Following this incident, numerous users hastily sold the mistakenly credited bitcoins in large quantities, leading to a temporary decline in bitcoin prices on Bithumb. Many users faced financial losses due to panic selling and automatic liquidation of bitcoin-backed loans.

According to the Bank of Korea (BOK) in its annual payment and settlement report, the main issue was the absence of internal control mechanisms that would mitigate operational risks. The BOK noted that the crypto asset sector has comparatively weaker internal controls and regulatory frameworks than traditional financial institutions.

At the time of the incident, Bithumb's protocols allowed employees to distribute bitcoins without the necessity of supervisor approval or verification from internal monitoring units.
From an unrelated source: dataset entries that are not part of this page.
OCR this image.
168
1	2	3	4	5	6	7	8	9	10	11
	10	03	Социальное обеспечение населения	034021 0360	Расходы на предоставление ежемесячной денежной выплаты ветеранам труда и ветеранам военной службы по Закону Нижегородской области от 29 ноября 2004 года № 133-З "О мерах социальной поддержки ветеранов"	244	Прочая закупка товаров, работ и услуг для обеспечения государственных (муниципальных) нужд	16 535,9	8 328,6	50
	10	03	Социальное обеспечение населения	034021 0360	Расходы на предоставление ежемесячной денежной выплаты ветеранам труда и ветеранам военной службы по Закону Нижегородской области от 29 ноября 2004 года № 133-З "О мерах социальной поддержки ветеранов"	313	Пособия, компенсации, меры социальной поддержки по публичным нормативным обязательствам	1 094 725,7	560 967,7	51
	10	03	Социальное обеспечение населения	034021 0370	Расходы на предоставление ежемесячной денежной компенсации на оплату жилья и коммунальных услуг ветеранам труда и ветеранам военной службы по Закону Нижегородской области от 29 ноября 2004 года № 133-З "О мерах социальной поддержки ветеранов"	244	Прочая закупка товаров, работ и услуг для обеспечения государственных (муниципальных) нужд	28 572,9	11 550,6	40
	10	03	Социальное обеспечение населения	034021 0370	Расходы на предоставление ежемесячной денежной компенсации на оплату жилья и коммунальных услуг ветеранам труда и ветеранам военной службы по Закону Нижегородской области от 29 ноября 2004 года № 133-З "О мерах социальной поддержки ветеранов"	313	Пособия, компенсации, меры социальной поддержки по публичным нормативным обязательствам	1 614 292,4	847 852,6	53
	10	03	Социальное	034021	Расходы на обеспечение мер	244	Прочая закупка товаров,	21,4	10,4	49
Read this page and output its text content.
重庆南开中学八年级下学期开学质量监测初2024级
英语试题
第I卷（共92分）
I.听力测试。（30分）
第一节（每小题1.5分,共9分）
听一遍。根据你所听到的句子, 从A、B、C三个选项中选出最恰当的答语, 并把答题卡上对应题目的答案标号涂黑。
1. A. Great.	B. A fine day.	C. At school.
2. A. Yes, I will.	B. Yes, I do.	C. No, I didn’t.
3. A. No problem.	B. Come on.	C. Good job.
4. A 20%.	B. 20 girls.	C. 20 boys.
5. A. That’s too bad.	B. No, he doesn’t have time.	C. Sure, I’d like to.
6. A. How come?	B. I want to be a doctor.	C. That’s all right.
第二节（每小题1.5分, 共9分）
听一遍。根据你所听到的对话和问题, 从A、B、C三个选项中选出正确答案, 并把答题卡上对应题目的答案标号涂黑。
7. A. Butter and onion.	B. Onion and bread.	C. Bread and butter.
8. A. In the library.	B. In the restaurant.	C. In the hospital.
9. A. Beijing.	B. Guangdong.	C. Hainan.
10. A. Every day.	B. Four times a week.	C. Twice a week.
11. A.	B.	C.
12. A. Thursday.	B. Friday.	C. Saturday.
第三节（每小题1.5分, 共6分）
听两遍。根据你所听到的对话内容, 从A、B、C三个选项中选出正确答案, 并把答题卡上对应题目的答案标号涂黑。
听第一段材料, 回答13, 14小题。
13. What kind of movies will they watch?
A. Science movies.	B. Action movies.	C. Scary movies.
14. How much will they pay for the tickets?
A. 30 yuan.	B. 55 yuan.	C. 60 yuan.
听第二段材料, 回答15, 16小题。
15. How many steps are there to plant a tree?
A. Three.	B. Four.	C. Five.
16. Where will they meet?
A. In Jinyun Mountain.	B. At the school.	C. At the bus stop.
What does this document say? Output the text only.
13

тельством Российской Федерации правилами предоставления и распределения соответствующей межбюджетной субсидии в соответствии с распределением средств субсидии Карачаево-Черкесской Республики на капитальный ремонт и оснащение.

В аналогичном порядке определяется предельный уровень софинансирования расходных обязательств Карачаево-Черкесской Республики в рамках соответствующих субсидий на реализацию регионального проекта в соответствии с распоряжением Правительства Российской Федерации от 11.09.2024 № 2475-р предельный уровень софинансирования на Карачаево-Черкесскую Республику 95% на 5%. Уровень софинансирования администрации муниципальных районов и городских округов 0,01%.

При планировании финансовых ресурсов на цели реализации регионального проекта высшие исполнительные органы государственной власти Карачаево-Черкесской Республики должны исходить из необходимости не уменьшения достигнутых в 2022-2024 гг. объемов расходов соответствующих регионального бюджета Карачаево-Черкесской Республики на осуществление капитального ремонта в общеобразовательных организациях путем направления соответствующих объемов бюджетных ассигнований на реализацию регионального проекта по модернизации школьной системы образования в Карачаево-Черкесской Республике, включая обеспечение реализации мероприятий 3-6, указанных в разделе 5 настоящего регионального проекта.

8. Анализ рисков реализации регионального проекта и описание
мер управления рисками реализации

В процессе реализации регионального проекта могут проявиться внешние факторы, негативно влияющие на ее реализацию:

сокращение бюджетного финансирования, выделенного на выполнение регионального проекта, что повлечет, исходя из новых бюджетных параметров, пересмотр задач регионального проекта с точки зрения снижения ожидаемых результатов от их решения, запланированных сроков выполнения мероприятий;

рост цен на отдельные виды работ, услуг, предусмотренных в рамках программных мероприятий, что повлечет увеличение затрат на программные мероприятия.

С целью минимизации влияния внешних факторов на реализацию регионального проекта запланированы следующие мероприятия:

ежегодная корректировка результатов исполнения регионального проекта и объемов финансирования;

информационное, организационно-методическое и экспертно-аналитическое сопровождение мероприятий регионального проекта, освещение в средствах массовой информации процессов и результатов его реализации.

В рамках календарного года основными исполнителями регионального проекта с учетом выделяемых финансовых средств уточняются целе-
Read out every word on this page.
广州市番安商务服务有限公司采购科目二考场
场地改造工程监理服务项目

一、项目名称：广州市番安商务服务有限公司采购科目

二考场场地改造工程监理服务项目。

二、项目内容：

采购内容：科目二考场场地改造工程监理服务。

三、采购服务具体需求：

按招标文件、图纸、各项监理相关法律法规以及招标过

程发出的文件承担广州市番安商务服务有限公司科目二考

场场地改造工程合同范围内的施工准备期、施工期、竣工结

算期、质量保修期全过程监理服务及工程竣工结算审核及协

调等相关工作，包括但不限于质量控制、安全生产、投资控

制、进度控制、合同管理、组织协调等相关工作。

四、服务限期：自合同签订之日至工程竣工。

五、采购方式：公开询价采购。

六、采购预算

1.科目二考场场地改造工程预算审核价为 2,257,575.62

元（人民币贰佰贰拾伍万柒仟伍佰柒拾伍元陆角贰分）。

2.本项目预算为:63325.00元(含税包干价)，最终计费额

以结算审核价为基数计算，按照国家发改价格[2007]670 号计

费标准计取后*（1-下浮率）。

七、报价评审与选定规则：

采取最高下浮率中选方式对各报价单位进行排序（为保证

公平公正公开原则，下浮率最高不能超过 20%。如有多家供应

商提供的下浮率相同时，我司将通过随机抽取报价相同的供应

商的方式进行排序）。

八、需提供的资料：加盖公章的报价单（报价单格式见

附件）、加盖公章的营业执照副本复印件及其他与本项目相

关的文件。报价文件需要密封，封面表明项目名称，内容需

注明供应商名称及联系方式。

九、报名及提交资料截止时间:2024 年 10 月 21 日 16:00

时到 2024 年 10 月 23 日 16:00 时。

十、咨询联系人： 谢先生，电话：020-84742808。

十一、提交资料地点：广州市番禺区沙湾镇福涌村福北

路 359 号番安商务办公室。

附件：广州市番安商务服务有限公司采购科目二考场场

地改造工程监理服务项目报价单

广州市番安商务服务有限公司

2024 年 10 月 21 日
Additionally, delays in identifying and responding to the incident exacerbated the situation, as the exchange's fraud detection system was ineffective, according to the BOK.

To prevent similar occurrences in the future, the central bank has recommended the introduction of system-level safeguards akin to the Korea Exchange (KRX)'s circuit breakers, which can pause trading during unusual transactions, such as massive orders or sudden price shifts.

The BOK emphasized the need for IT systems capable of automatically and in real time verifying that internal ledgers align with blockchain balances, thus preventing erroneous payments that arise from human errors.

Point of View

Implementing robust safeguards is essential to protect investors and maintain market stability, highlighting the urgent need for regulatory frameworks that match traditional financial systems.
NationPress
1 May 2026

Frequently Asked Questions

What incident prompted the Bank of Korea's recommendation?
The Bank of Korea recommended circuit breakers after Bithumb mistakenly distributed an excessive amount of bitcoins due to an employee error, leading to significant market disruption.
How do circuit breakers function in financial markets?
Circuit breakers are mechanisms that temporarily halt trading on exchanges to curb excessive volatility and allow time for information dissemination and market stabilization.
What are the current regulatory standards for cryptocurrency exchanges?
Currently, the regulatory standards for cryptocurrency exchanges are considered weaker compared to traditional financial institutions, prompting calls for improved internal controls.
What measures can prevent similar incidents in the future?
Implementing system-level safeguards, such as circuit breakers and robust internal control systems, can help prevent operational errors and protect investors.
Why is it important for crypto exchanges to have strong internal controls?
Strong internal controls help mitigate risks associated with operational errors, ensuring the integrity of transactions and protecting users from financial losses.